Shortly after Brown v. Plata was decided, I posed the question of what the social cost of these decisions would be. The San Diego Union Tribune reports on a Public Policy Institute of California report, suggesting that in the wake of the release of 18,000 prisoners in 2011, there has been an increase in property crimes.
The report, titled “Public Safety Realignment and Crime Rates in California,” was released Monday night by the Public Policy Institute of California, a nonprofit research institution.
The law went into effect in October 2011 in response to a federal court order for the state to reduce its prison population.
It shifted responsibility for some lower-level nonviolent offenders to county jails and probation officers from state prisons and parole officers. Under realignment, some offenders are released on probation.
About 18,000 offenders who would have been in prison or jail before the policy shift are now on the street, the report said.
During the first year of implementation, property crime overall rose 7.6 percent in the state, the report said.
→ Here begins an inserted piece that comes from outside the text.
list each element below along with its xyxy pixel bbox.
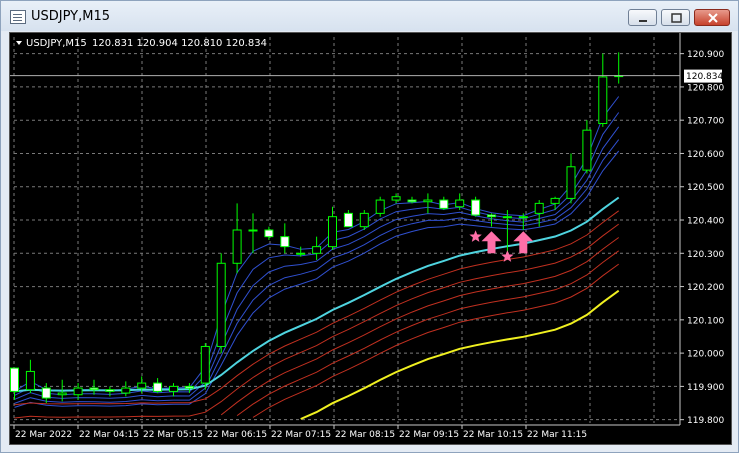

That includes vehicle theft, larceny, and burglary. Nationwide, property crime during the same period decreased slightly, the report said.
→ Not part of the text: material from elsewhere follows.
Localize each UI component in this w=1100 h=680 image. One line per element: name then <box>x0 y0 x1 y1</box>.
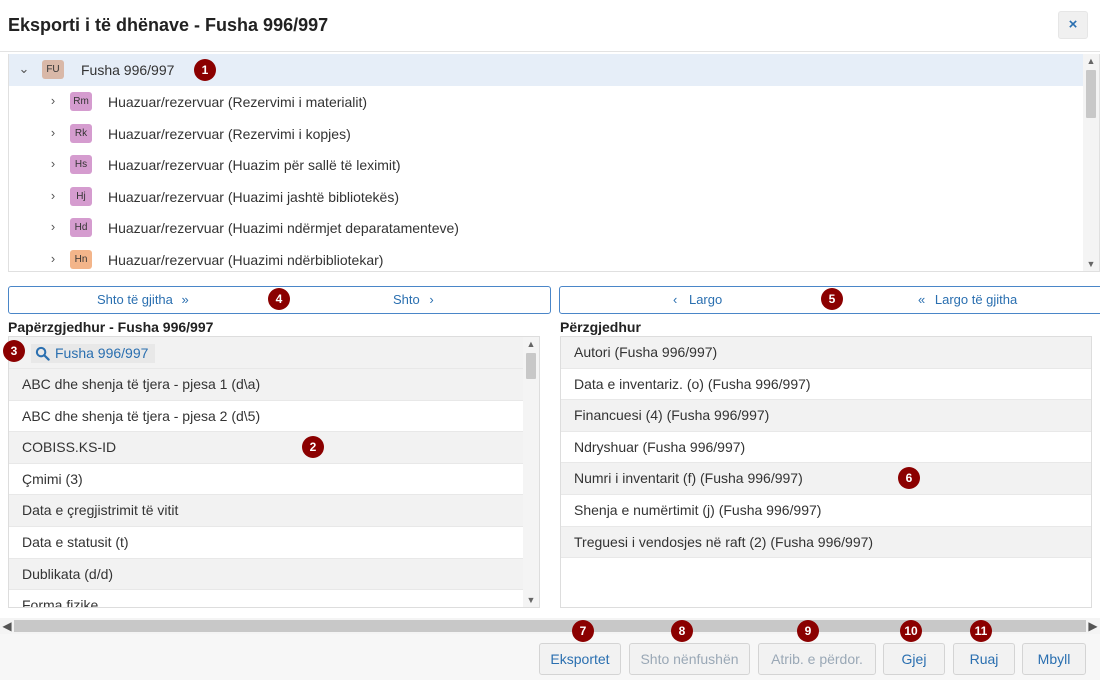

Vehicle theft increased 14.8 percent — about 24,000 more thefts per year, the report said. That reversed a decline in the vehicle-theft rate in the state.
Violent crime increased 3.4 percent during the period, but that appeared to be part of a broader trend also experienced by other states, the report said. Violent crime includes murder, rape, robbery and aggravated assault.
This seems more correlation than causation.
Supporters of the realignment program note that though there has been an increase in crime, it hasn’t been as bad as many predicted:
In response to the study, Deborah Hoffman, spokeswoman for the state Department of Corrections and Rehabilitation, said that as the researchers noted, crime rates “remain at historically low levels and are substantially below those observed a decade ago.”
Under realignment, “the state is investing hundreds millions of dollars in local rehabilitation and crime-prevention programs to continue to improve public safety in our communities,” she said. “The impact of these investments will be measured over years, not months.”
Allen Hopper, director of criminal justice and drug policy for the American Civil Liberties Union of California, also commented on the report. He said the research “confirms that realignment has not caused a public safety catastrophe in California.”
“We now have independent data that confirms that California can successfully reduce our state’s reliance on incarceration,” Hopper said.
To put this decision in terms of social cost, the liberty costs (the harm to liberty by incarcerating too many people) exceeds the safety cost (the cost to safety by releasing potentially dangerous people). In other words, the ACLU argues that society should be willing to endure a slight uptick in property crimes, in order to decrease prison populations.
See my earlier posts on the increase in crime rates after Plata here and here.
One of these days I will return to my work on social cost. And Kennedy’s federalism. The past year has been insanely busy with book writing and book promotion.